Eine tiefergreifende Umstellung ihrer Konsumgewohnheiten wird den Menschen in Russland deswegen aber wohl nicht abverlangt werden, wie sich inzwischen immer deutlicher herausstellt.
Den Anfang bei der Wiederherstellung des gewohnten Lebensstils machte vor knapp einem Jahr die russische Kette Wkusno i Totschka (Lecker und Punkt), die alle 847 damaligen McDonald’s-Filialen in Russland übernahm und inzwischen als Klon des weltweiten Fast-Food-Branchenführers flächendeckend in Russland präsent ist. Das grün-orangefarbene Logo von Wkusno i Totschka sieht etwas anders aus als das goldene M, aber ansonsten bietet der Nachfolger genau das, was McDonald’s rund um den Globus etabliert hat: moderne und großflächige Schnellrestaurants mit digitalen Bestellpunkten, in denen der Anspruch „billig, schnell und lecker“ eingelöst wird.
Kokoschnik statt Krone
Im August 2022 öffnete zwei Monate nach Wkusno i Totschka Stars Coffee seine Pforten in Russland – ein Pendant der US‑Kaffeehauskette Starbucks. Dass der neue Anbieter das Konzept des Vorgängers einfach kopierte, wurde bei Stars Coffee noch deutlicher als bei Lecker und Punkt: Das Logo des neuen russischen SB‑Cafés zeigt im Zentrum eines Kreises das Gesicht einer Frau mit langen Haaren. Im zweiten äußeren Kreis prangen der Name der Kette und zwei Sterne – genauso wie bei dem Markenlogo, das Starbucks bis 2011 verwendet hatte. Sogar die Farben Grün und Schwarz gleichen sich.
Man muss schon sehr genau hinsehen, um zu erkennen, dass die Frau auf dem neuen Firmenzeichen nicht von Flossen flankiert wird und statt einer Krone den russischen Kokoschnik-Kopfschmuck trägt. Die berühmte Starbucks-Nixe soll sie also wohl nicht sein.

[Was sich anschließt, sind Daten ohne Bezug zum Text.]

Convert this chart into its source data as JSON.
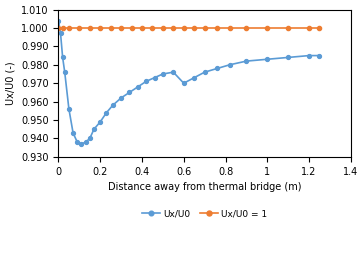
{
  "title": "",
  "xlabel": "Distance away from thermal bridge (m)",
  "ylabel": "Ux/U0 (-)",
  "xlim": [
    0,
    1.4
  ],
  "ylim": [
    0.93,
    1.01
  ],
  "yticks": [
    0.93,
    0.94,
    0.95,
    0.96,
    0.97,
    0.98,
    0.99,
    1.0,
    1.01
  ],
  "xticks": [
    0,
    0.2,
    0.4,
    0.6,
    0.8,
    1.0,
    1.2,
    1.4
  ],
  "blue_x": [
    0.0,
    0.01,
    0.02,
    0.03,
    0.05,
    0.07,
    0.09,
    0.11,
    0.13,
    0.15,
    0.17,
    0.2,
    0.23,
    0.26,
    0.3,
    0.34,
    0.38,
    0.42,
    0.46,
    0.5,
    0.55,
    0.6,
    0.65,
    0.7,
    0.76,
    0.82,
    0.9,
    1.0,
    1.1,
    1.2,
    1.25
  ],
  "blue_y": [
    1.004,
    0.997,
    0.984,
    0.976,
    0.956,
    0.943,
    0.938,
    0.937,
    0.938,
    0.94,
    0.945,
    0.949,
    0.954,
    0.958,
    0.962,
    0.965,
    0.968,
    0.971,
    0.973,
    0.975,
    0.976,
    0.97,
    0.973,
    0.976,
    0.978,
    0.98,
    0.982,
    0.983,
    0.984,
    0.985,
    0.985
  ],
  "orange_x": [
    0.0,
    0.02,
    0.05,
    0.1,
    0.15,
    0.2,
    0.25,
    0.3,
    0.35,
    0.4,
    0.45,
    0.5,
    0.55,
    0.6,
    0.65,
    0.7,
    0.76,
    0.82,
    0.9,
    1.0,
    1.1,
    1.2,
    1.25
  ],
  "orange_y": [
    1.0,
    1.0,
    1.0,
    1.0,
    1.0,
    1.0,
    1.0,
    1.0,
    1.0,
    1.0,
    1.0,
    1.0,
    1.0,
    1.0,
    1.0,
    1.0,
    1.0,
    1.0,
    1.0,
    1.0,
    1.0,
    1.0,
    1.0
  ],
  "blue_color": "#5b9bd5",
  "orange_color": "#ed7d31",
  "legend_blue": "Ux/U0",
  "legend_orange": "Ux/U0 = 1",
  "marker_blue": "o",
  "marker_orange": "o",
  "markersize_blue": 2.8,
  "markersize_orange": 3.0,
  "linewidth": 1.2,
  "figsize": [
    3.64,
    2.62
  ],
  "dpi": 100
}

Die Filialen sind aber weitgehend dieselben. Wer in Moskau etwa bei Stars Coffee an der Metrostation Frunzenskaja einkehrt, könnte meinen, in dem Starbucks-Café gelandet zu sein, das hier bis Anfang 2022 die Gäste bewirtete: Die Atmosphäre ist zum Verwechseln ähnlich, die Qualität stimmt und der Vorname wird bei der Bestellung immer noch auf den Pappbecher geschrieben.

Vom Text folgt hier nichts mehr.